New insight into the pathogenesis of vasculitis associated with antineutrophil cytoplasmic autoantibodies

Purpose of review To review the clinical, in-vitro and experimental animal model evidence for the pathogenicity of antineutrophil cytoplasmic autoantibodies. Recent findings Recent reports on the value of plasma exchange in the treatment of severe antineutrophil cytoplasmic autoantibody-associated glomerulonephritis support the importance of circulating antibodies. The correlation of antineutrophil cytoplasmic autoantibody positivity with renal disease in Churg-Strauss syndrome suggests that the vasculitic component of this syndrome may be induced by antineutrophil cytoplasmic autoantibodys but that other components have a different pathogenesis. In-vitro studies indicate that myeloperoxidase antineutrophil cytoplasmic autoantibody immunoglobulin G may be involved in pathogenesis not only by activating neutrophils but also by having pathophysiologic effects on the function of myeloperoxidase molecules. Findings using the mouse model of antineutrophil cytoplasmic autoantibody disease that is induced by intravenous injection of anti-myeloperoxidase indicate an unexpected role for the alternative pathway of complement activation in the pathogenesis of antineutrophil cytoplasmic autoantibody disease.
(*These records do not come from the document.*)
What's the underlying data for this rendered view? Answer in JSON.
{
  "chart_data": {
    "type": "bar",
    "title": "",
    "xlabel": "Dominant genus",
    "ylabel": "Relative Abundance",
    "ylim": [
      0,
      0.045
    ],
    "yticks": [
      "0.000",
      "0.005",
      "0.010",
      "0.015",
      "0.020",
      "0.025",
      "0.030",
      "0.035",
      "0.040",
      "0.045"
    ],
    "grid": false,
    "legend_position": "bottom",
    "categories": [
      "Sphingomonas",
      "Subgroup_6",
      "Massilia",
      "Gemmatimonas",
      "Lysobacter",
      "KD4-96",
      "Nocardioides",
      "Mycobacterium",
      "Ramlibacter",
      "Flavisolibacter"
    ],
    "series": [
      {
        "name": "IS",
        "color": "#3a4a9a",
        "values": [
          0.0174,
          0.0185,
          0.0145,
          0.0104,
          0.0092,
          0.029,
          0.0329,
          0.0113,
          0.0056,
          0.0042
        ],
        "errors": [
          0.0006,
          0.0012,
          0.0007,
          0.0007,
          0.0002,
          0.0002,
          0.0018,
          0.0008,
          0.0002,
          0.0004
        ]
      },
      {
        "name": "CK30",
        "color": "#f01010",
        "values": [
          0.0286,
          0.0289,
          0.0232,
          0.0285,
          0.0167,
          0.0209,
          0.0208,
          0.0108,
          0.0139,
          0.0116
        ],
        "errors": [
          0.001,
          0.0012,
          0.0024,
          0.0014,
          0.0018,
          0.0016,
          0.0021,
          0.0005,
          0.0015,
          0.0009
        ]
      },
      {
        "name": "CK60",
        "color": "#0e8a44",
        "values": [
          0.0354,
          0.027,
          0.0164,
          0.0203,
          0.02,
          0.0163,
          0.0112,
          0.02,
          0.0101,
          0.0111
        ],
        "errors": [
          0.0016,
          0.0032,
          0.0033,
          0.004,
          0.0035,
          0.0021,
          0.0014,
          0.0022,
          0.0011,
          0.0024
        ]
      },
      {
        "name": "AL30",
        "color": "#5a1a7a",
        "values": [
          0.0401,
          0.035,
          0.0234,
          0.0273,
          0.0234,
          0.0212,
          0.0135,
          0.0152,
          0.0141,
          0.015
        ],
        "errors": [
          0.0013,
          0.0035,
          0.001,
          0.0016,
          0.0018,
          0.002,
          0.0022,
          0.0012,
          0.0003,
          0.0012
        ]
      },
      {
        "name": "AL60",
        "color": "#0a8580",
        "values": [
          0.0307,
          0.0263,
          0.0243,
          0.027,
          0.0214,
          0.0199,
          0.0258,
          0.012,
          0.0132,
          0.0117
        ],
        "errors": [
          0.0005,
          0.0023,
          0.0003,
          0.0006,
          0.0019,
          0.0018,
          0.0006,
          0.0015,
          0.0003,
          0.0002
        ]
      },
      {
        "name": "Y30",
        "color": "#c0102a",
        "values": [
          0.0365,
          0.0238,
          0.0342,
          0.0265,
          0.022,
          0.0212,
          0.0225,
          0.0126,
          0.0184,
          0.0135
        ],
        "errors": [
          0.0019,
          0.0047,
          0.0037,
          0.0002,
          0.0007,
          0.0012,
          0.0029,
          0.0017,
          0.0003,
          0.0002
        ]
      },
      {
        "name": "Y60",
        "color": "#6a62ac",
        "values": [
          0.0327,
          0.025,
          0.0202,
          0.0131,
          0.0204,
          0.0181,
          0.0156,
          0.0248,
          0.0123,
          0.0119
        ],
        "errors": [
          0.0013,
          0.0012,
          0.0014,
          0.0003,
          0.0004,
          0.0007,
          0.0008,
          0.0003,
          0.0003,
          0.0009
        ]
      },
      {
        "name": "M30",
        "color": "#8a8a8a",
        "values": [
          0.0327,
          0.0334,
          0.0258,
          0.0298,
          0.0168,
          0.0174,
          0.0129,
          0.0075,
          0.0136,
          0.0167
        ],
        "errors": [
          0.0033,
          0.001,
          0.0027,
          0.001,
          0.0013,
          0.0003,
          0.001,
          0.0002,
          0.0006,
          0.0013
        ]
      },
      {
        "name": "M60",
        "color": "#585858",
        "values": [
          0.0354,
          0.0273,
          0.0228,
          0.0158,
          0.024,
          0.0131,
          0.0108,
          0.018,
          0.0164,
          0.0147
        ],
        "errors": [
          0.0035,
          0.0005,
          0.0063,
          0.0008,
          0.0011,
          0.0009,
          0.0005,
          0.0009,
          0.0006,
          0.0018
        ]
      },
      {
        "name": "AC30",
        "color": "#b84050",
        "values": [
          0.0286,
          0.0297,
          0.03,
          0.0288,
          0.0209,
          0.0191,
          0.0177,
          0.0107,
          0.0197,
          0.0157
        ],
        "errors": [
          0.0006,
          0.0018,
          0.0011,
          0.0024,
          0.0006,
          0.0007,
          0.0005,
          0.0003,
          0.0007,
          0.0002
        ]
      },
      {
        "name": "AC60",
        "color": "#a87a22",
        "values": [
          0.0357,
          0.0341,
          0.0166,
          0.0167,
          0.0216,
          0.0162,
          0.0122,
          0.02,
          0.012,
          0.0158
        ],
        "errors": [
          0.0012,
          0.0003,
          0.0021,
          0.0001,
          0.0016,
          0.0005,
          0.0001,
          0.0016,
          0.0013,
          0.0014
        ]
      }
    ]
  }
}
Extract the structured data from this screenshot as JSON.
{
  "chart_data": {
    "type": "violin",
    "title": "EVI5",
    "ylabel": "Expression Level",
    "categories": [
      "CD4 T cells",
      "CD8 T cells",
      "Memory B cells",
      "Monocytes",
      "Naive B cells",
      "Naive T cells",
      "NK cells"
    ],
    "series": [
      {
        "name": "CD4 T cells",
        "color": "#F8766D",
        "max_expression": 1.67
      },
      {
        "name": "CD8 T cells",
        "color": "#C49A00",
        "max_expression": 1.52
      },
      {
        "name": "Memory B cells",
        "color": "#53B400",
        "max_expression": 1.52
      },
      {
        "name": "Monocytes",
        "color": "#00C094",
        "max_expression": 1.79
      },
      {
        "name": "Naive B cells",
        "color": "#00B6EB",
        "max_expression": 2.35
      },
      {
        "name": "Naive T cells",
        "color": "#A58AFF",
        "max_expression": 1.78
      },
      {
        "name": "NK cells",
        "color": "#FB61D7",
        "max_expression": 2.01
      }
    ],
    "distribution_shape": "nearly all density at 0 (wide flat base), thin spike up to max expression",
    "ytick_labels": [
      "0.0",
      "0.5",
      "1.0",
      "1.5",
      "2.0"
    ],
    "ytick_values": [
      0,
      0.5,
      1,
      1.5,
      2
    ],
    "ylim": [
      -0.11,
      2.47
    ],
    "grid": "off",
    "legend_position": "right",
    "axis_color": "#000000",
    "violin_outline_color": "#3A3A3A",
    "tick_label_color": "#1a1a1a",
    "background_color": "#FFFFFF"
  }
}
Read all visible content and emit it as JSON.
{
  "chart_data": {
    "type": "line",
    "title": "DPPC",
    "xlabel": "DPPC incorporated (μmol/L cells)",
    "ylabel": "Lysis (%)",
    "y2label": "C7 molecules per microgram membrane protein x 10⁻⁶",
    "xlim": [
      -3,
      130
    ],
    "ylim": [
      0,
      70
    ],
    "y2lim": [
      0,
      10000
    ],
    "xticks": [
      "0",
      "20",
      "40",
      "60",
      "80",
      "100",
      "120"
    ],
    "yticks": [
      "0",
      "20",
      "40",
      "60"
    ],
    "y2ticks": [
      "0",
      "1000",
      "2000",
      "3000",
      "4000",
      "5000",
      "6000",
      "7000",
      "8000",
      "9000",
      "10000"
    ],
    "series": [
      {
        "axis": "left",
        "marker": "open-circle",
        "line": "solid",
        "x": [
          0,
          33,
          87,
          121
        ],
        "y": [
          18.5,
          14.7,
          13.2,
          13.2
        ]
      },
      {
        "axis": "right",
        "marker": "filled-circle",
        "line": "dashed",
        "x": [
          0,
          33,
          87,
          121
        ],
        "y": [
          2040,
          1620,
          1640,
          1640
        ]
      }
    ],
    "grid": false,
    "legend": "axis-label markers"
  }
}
This is substantiated by in-vitro observations showing that human myeloperoxidase antineutrophil cytoplasmic autoantibody immunoglobulin G and proteinase 3 antineutrophil cytoplasmic autoantibody immunoglobulin G cause neutrophils to release factors that activate complement. Summary Clinical, in-vitro and experimental animal model evidence continues to mount in favor of a pathogenic role of antineutrophil cytoplasmic autoantibody immunoglobulin G in the induction of vasculitis and glomerulonephritis. This emerging understanding of the pathogenic process may reveal novel and more effective approaches to treatment.